This Week: Criminal Cases Against Trump and His Co-Conspirators Advance, While Laws to Limit Voting Rights Imposed After Trump’s Loss Continue to Move Through the Courts
This week, in the Fulton County case against former President Donald Trump for allegedly leading a vast multistate criminal enterprise to overturn the 2020 presidential election in seven states, including Arizona, Georgia, Michigan, Nevada, Pennsylvania, and Wisconsin, a judge set bail and warned Trump “not to intimidate or threaten any witnesses or co-defendants.”

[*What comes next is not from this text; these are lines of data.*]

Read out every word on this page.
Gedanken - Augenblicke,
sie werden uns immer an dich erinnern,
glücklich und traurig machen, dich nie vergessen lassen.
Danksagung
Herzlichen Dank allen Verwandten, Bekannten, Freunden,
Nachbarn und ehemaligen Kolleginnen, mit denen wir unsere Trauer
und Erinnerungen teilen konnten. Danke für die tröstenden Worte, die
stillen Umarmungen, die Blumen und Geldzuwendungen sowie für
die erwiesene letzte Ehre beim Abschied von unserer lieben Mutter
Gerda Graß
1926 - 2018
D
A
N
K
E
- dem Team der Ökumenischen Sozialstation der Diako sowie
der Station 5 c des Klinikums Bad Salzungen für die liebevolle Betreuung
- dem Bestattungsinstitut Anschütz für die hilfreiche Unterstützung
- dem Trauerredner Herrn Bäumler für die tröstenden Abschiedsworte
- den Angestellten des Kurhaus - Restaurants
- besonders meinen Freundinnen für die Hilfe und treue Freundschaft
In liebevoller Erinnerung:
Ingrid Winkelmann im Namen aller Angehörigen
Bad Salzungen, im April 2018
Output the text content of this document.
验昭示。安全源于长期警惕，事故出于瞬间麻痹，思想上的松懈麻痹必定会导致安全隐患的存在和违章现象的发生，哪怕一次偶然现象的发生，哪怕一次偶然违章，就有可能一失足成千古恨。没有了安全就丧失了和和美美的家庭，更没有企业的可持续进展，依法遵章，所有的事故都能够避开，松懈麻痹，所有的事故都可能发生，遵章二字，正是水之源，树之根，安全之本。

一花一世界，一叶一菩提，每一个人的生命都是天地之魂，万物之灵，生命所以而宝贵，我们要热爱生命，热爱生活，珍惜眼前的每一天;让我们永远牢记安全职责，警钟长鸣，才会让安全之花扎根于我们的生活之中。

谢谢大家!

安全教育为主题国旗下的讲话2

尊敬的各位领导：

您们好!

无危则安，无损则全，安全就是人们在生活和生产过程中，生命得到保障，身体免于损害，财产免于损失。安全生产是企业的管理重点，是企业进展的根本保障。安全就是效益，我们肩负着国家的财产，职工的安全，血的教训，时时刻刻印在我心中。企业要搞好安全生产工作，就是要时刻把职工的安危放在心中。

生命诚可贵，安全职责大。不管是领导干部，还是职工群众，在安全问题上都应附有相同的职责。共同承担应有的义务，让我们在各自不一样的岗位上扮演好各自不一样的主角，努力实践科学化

In the federal case against Trump for allegedly leading a coup attempt after losing the 2020 presidential election, Trump’s lawyers, over the objection of prosecutors, suggested pushing the start of the trial to 2026, while, in the federal case stemming from whether Trump obstructed justice and willfully retained national security secrets at Mar-a-Lago, former Vice President Mike Pence and former Trump White House Chief of Staff Mark Meadows undercut “Trump’s primary public defense” when they said they are unaware of an order by Trump to declassify the underlying documents in the case.
In the Michigan case against 16 “so-called fake electors” for signing documents falsely claiming that Trump won the 2020 election in the state, 14 of the 16 “appeared before a judge for a probable cause hearing,” while, in Arizona, the attorney general said her office is investigating fake electors in the state.
MAGA supporters asked the Arizona Supreme Court to “void” the results of 2022 statewide elections and order new elections in Maricopa County, where a majority of the state’s voters live.
In Nevada, the state Supreme Court threw out a case against a conspiracy theorist who “claimed a mysterious algorithm switched votes from him” to his opponent in the 2022 governor’s race.
In Wisconsin, over the objections of MAGA supporters in the state legislature, a judge allowed a case to move forward in support of allowing election officials to “accept absentee ballots with partial witness addresses.”
In North Carolina, MAGA supporters passed and sent to the governor legislation to make same day voter registration more onerous and make it more difficult to cast an absentee ballot by imposing “stricter mail-in voting rules.”
In Georgia, a federal judge temporarily blocked a requirement that voters provide their birthdate on absentee ballot envelopes and temporarily prohibited the state from penalizing people who give food and drinks to voters waiting in line to vote, though he did uphold the parts of the law to limit drop boxes and limit who can return absentee ballots. These rules were imposed “in the wake of Trump’s 2020 loss, which he falsely blamed on voter fraud.”
In Texas, a federal judge ruled against a law imposed by MAGA supporters to require those who vote by mail to “provide the same identification number they used when they registered to vote.” As a result of this law, the rejection rate for mail-in ballots skyrocketed in 2022.